Не надо было обладать большой проницательностью, чтобы провести параллель с советской действительностью. Заканчивалась «оттепель» – и государство принимало традиционные звероподобные очертания. К тому времени мой тогдашний приятель – Давид Осман – дал мне прочесть ходившие в списках знаменитые стихи Осипа Мандельштама:

Мы живём под собою не чуя страны,
Наши речи за десять шагов не слышны...13)

Насколько мне известно, "Молчание доктора Мурке" было опубликовано, в то время только один раз – в конце пятидесятых годов в "Иностранке", – однако Якобсон запомнил рассказ и включил его в свою программу для иллюстрации того, как писатель использует «сатирические приёмы повествования»?6) Но именно за сатиру только что советским судом были осуждены двое литераторов.

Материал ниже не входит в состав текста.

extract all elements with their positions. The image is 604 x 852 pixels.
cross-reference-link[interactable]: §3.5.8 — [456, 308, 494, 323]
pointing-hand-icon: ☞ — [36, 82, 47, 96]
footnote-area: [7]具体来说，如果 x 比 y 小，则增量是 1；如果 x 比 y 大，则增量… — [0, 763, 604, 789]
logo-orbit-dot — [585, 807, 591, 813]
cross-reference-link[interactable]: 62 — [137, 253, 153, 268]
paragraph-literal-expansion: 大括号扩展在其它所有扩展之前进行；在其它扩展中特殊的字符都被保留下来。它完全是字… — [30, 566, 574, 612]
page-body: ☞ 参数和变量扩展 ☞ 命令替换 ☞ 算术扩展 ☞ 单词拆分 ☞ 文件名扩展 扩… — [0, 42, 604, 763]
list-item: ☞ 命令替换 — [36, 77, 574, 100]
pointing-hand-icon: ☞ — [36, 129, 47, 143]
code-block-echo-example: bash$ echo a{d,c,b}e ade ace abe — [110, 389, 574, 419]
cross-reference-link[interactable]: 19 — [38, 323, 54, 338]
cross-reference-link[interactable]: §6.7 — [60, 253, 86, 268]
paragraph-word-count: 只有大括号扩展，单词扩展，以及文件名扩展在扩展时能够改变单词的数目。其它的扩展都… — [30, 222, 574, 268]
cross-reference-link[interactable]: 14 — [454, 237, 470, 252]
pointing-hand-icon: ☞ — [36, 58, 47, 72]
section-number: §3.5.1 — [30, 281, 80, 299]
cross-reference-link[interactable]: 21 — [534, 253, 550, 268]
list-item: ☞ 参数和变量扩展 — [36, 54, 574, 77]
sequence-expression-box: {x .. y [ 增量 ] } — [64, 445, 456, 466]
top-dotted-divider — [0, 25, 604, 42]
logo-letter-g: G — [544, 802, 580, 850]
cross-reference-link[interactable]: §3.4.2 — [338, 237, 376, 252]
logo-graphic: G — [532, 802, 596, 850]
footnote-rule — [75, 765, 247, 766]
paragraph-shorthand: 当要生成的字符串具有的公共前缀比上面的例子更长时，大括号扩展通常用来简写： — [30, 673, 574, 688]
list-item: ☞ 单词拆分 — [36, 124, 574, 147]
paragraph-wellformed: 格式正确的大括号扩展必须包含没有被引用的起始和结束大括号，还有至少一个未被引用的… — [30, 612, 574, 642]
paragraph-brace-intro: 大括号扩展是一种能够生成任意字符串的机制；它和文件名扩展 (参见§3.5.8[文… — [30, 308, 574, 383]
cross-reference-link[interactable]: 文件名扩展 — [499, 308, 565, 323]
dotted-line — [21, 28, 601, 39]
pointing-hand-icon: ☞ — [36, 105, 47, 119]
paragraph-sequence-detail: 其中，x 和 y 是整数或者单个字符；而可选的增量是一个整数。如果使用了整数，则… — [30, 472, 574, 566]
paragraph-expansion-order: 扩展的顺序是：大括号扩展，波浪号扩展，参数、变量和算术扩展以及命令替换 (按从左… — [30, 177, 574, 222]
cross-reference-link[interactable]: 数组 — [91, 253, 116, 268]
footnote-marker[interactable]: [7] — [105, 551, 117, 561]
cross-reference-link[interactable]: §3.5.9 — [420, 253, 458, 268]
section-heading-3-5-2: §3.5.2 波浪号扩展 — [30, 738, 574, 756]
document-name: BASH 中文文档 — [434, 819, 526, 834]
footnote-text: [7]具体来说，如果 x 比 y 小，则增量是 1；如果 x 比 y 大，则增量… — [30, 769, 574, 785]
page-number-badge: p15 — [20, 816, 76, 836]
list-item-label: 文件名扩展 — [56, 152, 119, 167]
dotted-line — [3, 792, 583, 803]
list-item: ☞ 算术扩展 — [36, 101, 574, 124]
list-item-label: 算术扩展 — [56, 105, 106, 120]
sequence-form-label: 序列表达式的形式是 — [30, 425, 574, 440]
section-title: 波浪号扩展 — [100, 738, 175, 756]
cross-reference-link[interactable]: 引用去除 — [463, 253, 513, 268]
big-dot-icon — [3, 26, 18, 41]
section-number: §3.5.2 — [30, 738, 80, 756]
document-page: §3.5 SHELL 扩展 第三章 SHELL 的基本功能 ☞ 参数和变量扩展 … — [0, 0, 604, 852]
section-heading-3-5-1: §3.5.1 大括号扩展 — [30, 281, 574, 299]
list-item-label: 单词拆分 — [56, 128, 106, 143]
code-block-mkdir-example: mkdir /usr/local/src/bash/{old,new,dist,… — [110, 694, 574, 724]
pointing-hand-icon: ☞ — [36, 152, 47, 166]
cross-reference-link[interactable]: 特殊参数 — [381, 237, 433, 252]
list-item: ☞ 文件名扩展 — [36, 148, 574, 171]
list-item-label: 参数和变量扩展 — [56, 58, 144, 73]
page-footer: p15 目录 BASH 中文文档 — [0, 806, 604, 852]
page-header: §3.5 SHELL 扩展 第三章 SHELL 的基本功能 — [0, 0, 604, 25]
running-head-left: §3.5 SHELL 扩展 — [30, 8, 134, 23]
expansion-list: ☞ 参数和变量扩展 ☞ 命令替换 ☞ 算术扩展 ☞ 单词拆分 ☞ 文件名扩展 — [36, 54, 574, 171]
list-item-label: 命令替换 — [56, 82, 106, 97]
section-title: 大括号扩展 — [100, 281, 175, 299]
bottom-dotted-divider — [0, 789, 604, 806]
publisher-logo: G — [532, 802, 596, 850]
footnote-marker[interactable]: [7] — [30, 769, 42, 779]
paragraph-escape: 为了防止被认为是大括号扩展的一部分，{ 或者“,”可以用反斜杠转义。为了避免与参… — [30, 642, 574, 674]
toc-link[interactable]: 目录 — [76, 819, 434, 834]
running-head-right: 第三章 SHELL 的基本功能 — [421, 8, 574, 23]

На последнем уроке литературы в той школьной четверти мая 1966 г. Якобсон прочитал нам "Созвездие козлотура" Фазиля Искандера. Буквально три года назад я стоял в длинных очередях за хлебом и мукой в результате «кукурузации». И вот весёлая сатира о «козлотуризации всей страны». Самое интересное, что Якобсон читал повесть Искандера, которая ещё не была опубликована! Она появится только в августовском номере "Нового мира". Якобсон спешил поделиться с нами новым талантливым сатирическим произведением. Афоризмы из повести мгновенно стали популярны: «Интересное начинание, между прочим», «Нэнавидит». Тогда, на уроке, когда Якобсон читал "Козлотура" – все просто стонали от смеха. Но сквозь авторский смех была отчётливо слышна позиция Фазиля Искандера: «Я думаю, что настоящие люди – это те, что с годами не утрачивают детской веры в разумность мира, ибо эта вера поддерживает истинную страсть в борьбе с безумием жестокости и глупости.»14)

Год и семь месяцев прошло с тех пор, как «сняли» Н.С.Хрущёва. При поверхностном восприятии повести, могло показаться, что подвергался критике «субъективизм и волюнтаризм» на примере сельскохозяйственной политики. На самом деле в обобщённом виде высмеивались советские «кампании – реформы», лишённые здравого смысла, с их «шумихой, неразберихой, наказанием невиновных и награждением непричастных». "Созвездие Козлотура" дважды выдвигалась А.Т.Твардовским на Государственную премию, но безрезультатно. Следущая сатирическая повесть Ф.Искандера "Кролики и Удавы" появится почти через двадцать лет – новых «Гоголей и Щедриных» опять перестали печатать. «Сатира — это оскорбленная любовь: к людям ли, к родине; может быть, к человечеству в целом» – скажет Фазиль Искандер впоследствии.

Я думаю, что повесть тогда разрешили опубликовать, потому что Искандер замахнулся всего лишь на свергнутого вождя, а не на строй и священную корову «социалистического реализма», как Синявский и Даниэль.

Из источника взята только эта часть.